As for Jeter, the 2006 MVP race was baffling, losing a close race to Minnesota Twins first baseman, Justin Morneau.
Jeter hit .343 with 14 home runs, 97 RBI and a .417 OBP. He was awarded a Gold Glove (say what you want about Jeter's defense now, but he was top-notch that year), and Morneau was not.
Jeter was cheated; let's move on.
Jeter's five World Series championships is extraordinary. On top of that, Mr. November's career batting average is currently .312, including a disappointing 2010–and this season hasn't been any better. He's hit 236 home runs; has 1,155 RBI; 330 stolen bases; and, of course, 2,994 hits.
As Jeter slowly moves in on 3,000 hits, it's about time to analyze how he'll compare to one of the most historic players to pick up a bat; the Flying Dutchman.
Wagner became a household name for being the face on a baseball card that's worth just short $500,000; but the stats on the back of the card may actually be more impressive.
The stat line looks like this: 3,420 hits; 101 home runs; 1,733 RBI; 723 stolen bases and struck out just 734 times (571 less than Ripken and 869 less than Jeter).
Also, according to FanGraphs.com, Wagner's WAR over his legendary career was 149.8. Ripken's and Jeter's combined is 172.5, which is startlingly close.
Now, I know Hans' backup wasn't as good as the guys on the bench now, but affecting that many wins is incredible, no matter what era it is. In comparison to his contemporaries, Ty Cobb (a top-five player of all time) is the only player with a higher career WAR than him.
According to baseball historian and revolutionary statistician Bill James, Honus is the second-best player to step on the diamond, after Babe Ruth. He also claims that Wagner is the best defensive shortstop of all time.
In The Biographical Encyclopedia, James goes as far as to declare, "Acknowledging that there may have been one or two whose talents were greater, there is no one who has ever played the game that I would be more anxious to have on a baseball team."
That's some endorsement.
Unfortunately, the MVP Award came about on the the down side of Wagner's career, so we can't compare him to Ripken and Jeter in that regard.
Perhaps the most impressive statistic, and the number that completely ends this argument, is Wagner's eight batting titles. Eight batting titles! Unbelievable. He's tied with Tony Gwynn for second-most ever.
Also, Wagner was as tough as they came. Once, Cobb, often known as a hard-hitting and hateful player, was asked if he ever had dug his cleats into Wagner when sliding into second base. The Georgia Peach knew how unwise that would be, replying, "Spike Honus Wagner? It would have taken quite a foolhardy man."
Foolhardy indeed, Ty.

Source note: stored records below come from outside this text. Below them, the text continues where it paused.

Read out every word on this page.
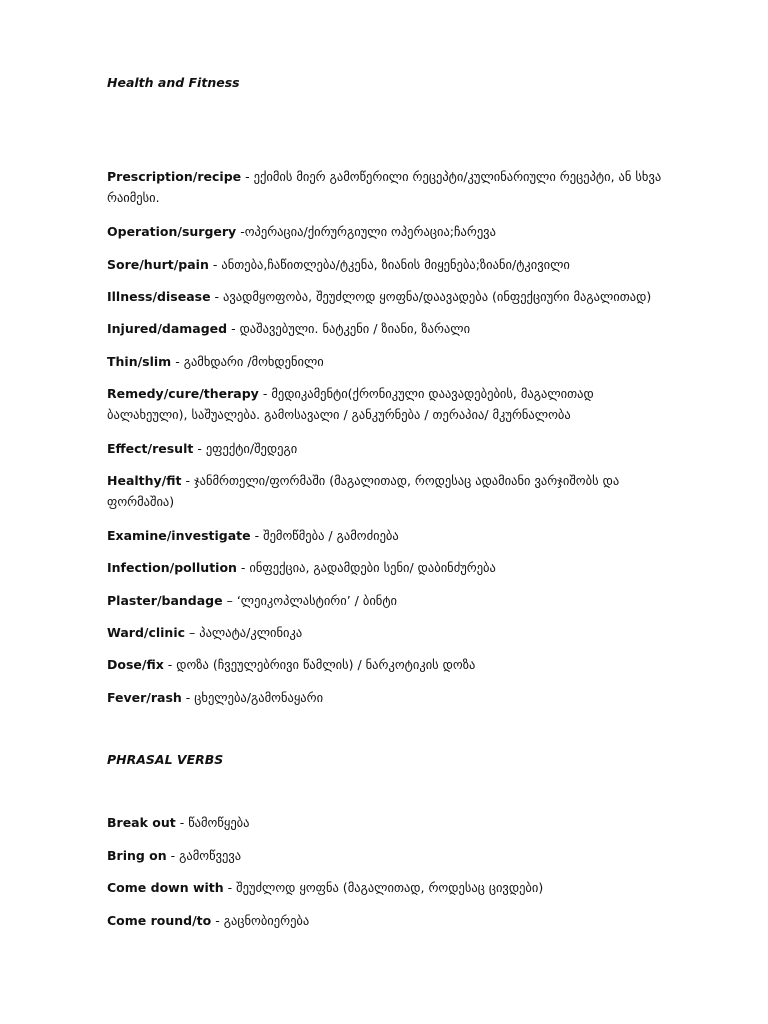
Health and Fitness
Prescription/recipe - ექიმის მიერ გამოწერილი რეცეპტი/კულინარიული რეცეპტი, ან სხვა რაიმესი.
Operation/surgery -ოპერაცია/ქირურგიული ოპერაცია;ჩარევა
Sore/hurt/pain - ანთება,ჩაწითლება/ტკენა, ზიანის მიყენება;ზიანი/ტკივილი
Illness/disease - ავადმყოფობა, შეუძლოდ ყოფნა/დაავადება (ინფექციური მაგალითად)
Injured/damaged - დაშავებული. ნატკენი / ზიანი, ზარალი
Thin/slim - გამხდარი /მოხდენილი
Remedy/cure/therapy - მედიკამენტი(ქრონიკული დაავადებების, მაგალითად ბალახეული), საშუალება. გამოსავალი / განკურნება / თერაპია/ მკურნალობა
Effect/result - ეფექტი/შედეგი
Healthy/fit - ჯანმრთელი/ფორმაში (მაგალითად, როდესაც ადამიანი ვარჯიშობს და ფორმაშია)
Examine/investigate - შემოწმება / გამოძიება
Infection/pollution - ინფექცია, გადამდები სენი/ დაბინძურება
Plaster/bandage – ‘ლეიკოპლასტირი’ / ბინტი
Ward/clinic – პალატა/კლინიკა
Dose/fix - დოზა (ჩვეულებრივი წამლის) / ნარკოტიკის დოზა
Fever/rash - ცხელება/გამონაყარი
PHRASAL VERBS
Break out - წამოწყება
Bring on - გამოწვევა
Come down with - შეუძლოდ ყოფნა (მაგალითად, როდესაც ცივდები)
Come round/to - გაცნობიერება
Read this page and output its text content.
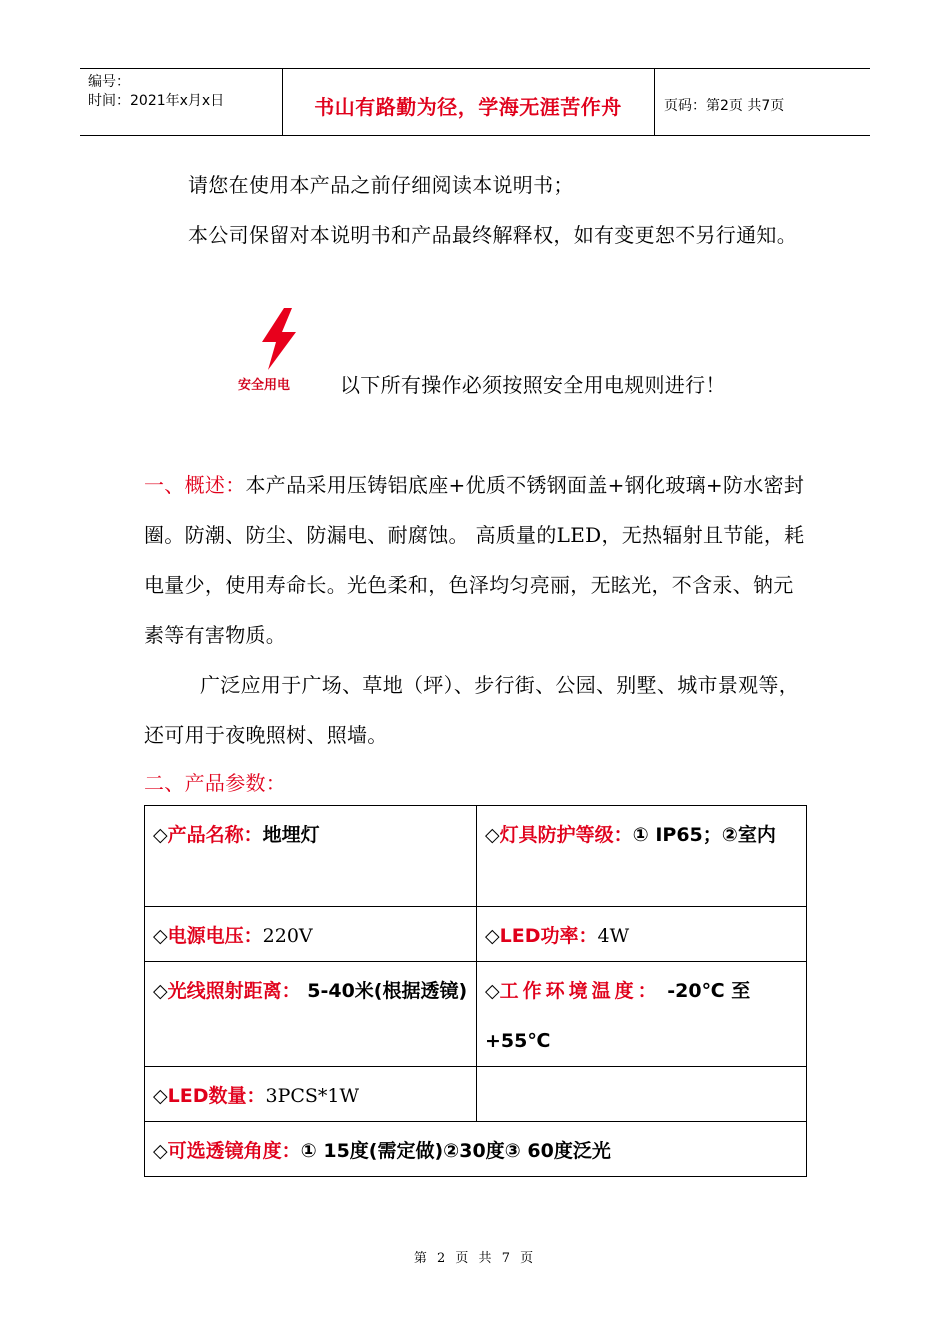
编号：
时间：2021年x月x日	书山有路勤为径，学海无涯苦作舟	页码：第2页 共7页
请您在使用本产品之前仔细阅读本说明书；
本公司保留对本说明书和产品最终解释权，如有变更恕不另行通知。
安全用电 以下所有操作必须按照安全用电规则进行！
一、概述：本产品采用压铸铝底座+优质不锈钢面盖+钢化玻璃+防水密封圈。防潮、防尘、防漏电、耐腐蚀。 高质量的LED，无热辐射且节能，耗电量少，使用寿命长。光色柔和，色泽均匀亮丽，无眩光，不含汞、钠元素等有害物质。
广泛应用于广场、草地（坪）、步行街、公园、别墅、城市景观等，还可用于夜晚照树、照墙。
二、产品参数：
◇产品名称：地埋灯	◇灯具防护等级：① IP65；②室内
◇电源电压：220V	◇LED功率：4W
◇光线照射距离： 5-40米(根据透镜)	◇工作环境温度： -20℃ 至 +55℃
◇LED数量：3PCS*1W	
◇可选透镜角度：① 15度(需定做)②30度③ 60度泛光	
第 2 页 共 7 页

Foolhardy indeed.
So, in conclusion, it is clear that no shortstop's career can measure up to Wagner's.
Even if Jeter somehow turns it around, reclaims his numbers at the top of the hits list, and leads the Yankees to more titles, it doesn't seem as though he'll overthrow Wagner.
In my not-so-humble opinion, Captain Clutch will be just a shade better than Ripken when Jeter wraps it up—but neither player approaches Honus Wagner.